3. Solving the Wrong Problem
It seems one of the major goals of the Rails 4 Queue is to always send e-mails in the background. We could debate whether action_mailer really belongs as part of a Model-View-Controller framework in the first place, but I digress.
Let me re-word that a bit: One of the major goals of Rails 4 Queue is to ensure that the sending of e-mails does not adversely impact web response time.
Generally, this sort of thing is done using a background jobs system like Resque: you make a job that sends your e-mail. But Rails core thinks we can do better than that, we don't need a background job system if we can just make our web application server do the work after it's completed sending the response to the client.
Here's some terribly ugly and hacky code to demonstrate my point.
Example using thin: https://gist.github.com/jacobo/5164180
Example using Unicorn: https://gist.github.com/jacobo/5164192
If you run these rack apps and hit them with curl, you'll see that the "e-mail processing" does not interfere with the client receiving a response. But, it does tie up these single-threaded web servers. They won't serve the next request until they are finished with the previous after-request job.

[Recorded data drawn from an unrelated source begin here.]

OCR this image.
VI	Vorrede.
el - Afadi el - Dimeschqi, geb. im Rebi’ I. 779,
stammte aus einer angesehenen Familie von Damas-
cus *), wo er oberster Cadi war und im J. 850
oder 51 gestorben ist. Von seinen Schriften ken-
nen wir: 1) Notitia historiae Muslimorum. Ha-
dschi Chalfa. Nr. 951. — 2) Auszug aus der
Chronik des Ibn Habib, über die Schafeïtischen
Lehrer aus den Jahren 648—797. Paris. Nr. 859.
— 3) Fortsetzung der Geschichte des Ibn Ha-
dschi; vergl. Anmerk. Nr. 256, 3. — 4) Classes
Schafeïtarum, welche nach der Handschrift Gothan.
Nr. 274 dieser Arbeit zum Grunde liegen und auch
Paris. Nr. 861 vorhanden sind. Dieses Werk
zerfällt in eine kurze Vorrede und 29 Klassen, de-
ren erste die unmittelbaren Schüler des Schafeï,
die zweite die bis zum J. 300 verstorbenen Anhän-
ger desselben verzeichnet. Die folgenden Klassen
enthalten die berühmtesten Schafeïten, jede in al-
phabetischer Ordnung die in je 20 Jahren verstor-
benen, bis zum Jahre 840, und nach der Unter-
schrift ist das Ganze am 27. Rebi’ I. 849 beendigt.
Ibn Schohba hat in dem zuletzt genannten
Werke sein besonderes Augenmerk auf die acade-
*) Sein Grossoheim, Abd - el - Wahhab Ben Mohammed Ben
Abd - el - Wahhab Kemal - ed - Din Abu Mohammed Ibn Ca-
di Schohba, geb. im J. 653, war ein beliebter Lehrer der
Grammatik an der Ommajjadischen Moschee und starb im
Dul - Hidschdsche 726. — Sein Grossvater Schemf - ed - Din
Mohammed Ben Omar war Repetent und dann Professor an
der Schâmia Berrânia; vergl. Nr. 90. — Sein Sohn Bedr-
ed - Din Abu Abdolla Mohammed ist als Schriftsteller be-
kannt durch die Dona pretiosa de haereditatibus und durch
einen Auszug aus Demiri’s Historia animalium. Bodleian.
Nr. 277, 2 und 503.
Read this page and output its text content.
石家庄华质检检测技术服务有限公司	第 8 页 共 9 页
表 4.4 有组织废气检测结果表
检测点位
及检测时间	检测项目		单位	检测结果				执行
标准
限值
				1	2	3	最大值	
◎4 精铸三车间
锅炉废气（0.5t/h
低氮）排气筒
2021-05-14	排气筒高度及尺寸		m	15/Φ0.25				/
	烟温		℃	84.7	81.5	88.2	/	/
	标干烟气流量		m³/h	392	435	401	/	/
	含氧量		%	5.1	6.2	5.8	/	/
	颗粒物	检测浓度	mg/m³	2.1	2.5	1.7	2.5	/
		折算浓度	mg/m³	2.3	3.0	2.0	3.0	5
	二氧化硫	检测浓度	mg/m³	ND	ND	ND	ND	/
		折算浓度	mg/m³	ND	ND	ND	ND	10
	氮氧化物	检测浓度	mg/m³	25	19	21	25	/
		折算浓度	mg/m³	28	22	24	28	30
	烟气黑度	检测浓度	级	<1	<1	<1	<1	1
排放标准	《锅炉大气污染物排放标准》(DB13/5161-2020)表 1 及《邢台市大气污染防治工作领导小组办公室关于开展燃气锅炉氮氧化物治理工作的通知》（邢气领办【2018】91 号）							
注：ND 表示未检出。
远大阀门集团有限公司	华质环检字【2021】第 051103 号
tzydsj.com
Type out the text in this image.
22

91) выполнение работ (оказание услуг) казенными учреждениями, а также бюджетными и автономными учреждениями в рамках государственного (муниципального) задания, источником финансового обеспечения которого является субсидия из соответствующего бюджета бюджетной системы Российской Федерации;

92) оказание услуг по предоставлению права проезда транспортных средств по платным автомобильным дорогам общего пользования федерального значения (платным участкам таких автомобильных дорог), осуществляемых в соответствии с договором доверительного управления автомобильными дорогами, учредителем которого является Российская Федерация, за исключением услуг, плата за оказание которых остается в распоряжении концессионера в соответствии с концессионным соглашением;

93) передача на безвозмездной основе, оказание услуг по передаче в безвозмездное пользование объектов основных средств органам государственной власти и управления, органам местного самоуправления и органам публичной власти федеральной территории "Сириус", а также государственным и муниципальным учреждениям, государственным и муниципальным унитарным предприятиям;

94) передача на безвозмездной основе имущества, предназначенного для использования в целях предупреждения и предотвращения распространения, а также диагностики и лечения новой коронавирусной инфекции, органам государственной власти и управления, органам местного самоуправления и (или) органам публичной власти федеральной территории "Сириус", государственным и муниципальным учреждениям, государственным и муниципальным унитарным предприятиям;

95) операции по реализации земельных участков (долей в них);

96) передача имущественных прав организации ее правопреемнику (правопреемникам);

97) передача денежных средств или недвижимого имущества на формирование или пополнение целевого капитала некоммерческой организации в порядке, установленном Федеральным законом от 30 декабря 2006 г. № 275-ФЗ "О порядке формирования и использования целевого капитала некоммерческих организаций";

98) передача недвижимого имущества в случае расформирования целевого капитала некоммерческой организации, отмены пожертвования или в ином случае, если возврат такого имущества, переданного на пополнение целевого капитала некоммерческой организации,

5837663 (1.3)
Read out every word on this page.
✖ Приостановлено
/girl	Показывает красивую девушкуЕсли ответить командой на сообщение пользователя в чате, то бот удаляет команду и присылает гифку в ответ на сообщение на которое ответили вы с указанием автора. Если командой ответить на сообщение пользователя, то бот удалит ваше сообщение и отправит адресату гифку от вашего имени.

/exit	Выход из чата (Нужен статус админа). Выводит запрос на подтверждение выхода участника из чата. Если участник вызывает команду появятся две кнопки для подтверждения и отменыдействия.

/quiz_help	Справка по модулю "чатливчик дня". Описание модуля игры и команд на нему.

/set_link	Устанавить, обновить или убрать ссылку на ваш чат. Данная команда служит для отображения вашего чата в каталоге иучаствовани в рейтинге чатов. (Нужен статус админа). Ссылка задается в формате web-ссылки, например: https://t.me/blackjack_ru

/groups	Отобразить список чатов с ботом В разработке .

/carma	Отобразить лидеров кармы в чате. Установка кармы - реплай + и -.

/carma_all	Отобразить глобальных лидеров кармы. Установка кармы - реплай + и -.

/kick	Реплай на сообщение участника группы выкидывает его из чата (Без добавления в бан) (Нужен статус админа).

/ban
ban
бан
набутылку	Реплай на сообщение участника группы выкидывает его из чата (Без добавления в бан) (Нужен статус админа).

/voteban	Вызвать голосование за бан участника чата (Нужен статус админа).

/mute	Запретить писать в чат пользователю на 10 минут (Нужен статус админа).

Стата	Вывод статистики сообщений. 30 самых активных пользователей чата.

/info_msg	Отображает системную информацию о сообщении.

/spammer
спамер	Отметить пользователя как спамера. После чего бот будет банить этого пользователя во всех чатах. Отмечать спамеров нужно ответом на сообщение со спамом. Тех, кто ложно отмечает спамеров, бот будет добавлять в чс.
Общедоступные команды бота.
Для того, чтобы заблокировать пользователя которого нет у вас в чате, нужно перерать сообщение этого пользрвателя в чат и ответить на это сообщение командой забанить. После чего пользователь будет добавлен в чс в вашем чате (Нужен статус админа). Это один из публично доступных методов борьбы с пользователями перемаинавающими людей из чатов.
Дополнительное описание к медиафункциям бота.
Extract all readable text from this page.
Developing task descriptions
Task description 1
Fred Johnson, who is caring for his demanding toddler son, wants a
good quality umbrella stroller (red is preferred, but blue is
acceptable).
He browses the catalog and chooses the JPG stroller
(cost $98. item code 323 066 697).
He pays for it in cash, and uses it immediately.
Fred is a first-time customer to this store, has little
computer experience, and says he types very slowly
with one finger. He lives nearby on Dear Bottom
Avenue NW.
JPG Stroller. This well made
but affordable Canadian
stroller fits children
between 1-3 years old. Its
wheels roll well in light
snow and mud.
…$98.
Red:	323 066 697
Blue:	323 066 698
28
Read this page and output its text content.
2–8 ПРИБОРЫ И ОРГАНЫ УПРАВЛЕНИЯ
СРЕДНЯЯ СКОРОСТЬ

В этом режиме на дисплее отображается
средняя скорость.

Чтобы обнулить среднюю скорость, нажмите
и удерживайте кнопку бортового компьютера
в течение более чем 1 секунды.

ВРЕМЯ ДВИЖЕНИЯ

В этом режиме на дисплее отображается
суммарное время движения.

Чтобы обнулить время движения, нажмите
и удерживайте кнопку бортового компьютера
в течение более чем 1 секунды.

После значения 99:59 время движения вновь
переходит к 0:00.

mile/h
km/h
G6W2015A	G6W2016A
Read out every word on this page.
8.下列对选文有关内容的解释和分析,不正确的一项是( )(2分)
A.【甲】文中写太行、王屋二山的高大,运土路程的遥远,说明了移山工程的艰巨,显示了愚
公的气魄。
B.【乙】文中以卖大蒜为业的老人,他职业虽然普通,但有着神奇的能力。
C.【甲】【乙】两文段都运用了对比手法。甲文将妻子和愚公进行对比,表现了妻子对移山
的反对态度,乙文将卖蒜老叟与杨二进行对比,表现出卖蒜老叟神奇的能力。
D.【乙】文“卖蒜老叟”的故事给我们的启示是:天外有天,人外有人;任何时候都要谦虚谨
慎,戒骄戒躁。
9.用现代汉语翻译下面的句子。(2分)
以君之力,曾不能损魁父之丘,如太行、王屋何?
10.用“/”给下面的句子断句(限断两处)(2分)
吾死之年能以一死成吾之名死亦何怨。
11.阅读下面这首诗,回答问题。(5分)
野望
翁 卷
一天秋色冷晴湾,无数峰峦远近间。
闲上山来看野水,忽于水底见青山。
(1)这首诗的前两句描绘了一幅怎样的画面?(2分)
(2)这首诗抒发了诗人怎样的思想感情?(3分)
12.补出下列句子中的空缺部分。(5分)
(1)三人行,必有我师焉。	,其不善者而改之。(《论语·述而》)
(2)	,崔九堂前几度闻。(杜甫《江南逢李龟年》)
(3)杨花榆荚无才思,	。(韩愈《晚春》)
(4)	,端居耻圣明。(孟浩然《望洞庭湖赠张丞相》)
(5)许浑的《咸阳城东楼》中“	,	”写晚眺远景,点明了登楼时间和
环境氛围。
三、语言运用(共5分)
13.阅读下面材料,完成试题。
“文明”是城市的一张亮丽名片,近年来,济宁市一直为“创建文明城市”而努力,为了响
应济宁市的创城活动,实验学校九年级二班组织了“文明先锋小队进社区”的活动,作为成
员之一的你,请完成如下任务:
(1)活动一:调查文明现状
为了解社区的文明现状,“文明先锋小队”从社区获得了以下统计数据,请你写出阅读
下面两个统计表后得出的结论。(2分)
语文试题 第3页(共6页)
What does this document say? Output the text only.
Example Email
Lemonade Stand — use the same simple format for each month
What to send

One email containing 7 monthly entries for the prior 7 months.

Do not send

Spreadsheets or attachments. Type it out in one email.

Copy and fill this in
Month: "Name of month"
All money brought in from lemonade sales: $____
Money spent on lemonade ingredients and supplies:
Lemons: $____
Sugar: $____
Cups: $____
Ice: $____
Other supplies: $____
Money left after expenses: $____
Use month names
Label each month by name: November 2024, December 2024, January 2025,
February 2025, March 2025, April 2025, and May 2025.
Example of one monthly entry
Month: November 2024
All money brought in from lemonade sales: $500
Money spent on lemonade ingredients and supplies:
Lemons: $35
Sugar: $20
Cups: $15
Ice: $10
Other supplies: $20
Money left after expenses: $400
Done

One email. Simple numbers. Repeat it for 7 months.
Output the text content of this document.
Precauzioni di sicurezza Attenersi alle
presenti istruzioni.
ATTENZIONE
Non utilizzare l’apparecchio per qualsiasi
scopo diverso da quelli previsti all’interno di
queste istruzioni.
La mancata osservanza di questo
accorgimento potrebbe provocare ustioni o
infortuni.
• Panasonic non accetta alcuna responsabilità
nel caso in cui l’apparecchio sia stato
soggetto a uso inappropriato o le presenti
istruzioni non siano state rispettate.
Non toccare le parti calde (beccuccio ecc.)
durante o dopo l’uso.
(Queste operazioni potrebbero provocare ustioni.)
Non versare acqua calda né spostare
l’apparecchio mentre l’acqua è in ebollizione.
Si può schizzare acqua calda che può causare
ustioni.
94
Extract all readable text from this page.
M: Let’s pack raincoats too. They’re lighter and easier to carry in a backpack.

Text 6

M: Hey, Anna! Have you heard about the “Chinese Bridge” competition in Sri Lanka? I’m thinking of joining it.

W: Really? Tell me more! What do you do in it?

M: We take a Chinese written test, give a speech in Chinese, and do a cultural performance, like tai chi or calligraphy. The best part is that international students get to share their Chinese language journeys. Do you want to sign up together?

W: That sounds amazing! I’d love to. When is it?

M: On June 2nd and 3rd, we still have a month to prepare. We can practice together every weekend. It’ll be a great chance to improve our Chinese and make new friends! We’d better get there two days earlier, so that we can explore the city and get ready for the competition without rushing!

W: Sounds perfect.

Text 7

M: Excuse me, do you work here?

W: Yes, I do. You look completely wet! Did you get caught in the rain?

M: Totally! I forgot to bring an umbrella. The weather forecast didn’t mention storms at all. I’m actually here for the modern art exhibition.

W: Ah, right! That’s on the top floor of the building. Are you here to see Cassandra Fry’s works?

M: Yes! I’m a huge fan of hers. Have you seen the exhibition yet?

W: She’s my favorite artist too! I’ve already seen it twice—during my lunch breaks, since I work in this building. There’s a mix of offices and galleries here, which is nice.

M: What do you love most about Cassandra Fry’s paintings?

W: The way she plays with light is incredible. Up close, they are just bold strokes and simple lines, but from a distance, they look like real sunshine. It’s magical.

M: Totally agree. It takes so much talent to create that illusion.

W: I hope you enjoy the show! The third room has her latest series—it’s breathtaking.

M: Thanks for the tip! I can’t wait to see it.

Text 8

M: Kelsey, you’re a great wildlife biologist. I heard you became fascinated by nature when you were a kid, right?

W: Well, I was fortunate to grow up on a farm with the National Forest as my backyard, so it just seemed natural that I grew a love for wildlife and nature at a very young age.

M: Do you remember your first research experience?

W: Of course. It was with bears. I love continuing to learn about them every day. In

Another approach might be to use threads, but unless you are on JRuby or Rubinius, you would likely slow down your response processing. As your e-mail sending thread will likely start executing and using up processing power that would otherwise be used to generate the response.
The only good way to solve this problem is to make changes to Rack itself, but I've yet to see a proposal on exactly what these might be.
I'm hoping to see the discussion continue. Maybe there's even an opportunity for other community members to step up and propose ideas about what the Rails 4 Queue API should look like. I think getting this right and shipping it will be a huge win for Rails developers everywhere who are currently duplicating effort working on a myriad of background job processing extensions and customizations coupled to their current backend queueing library.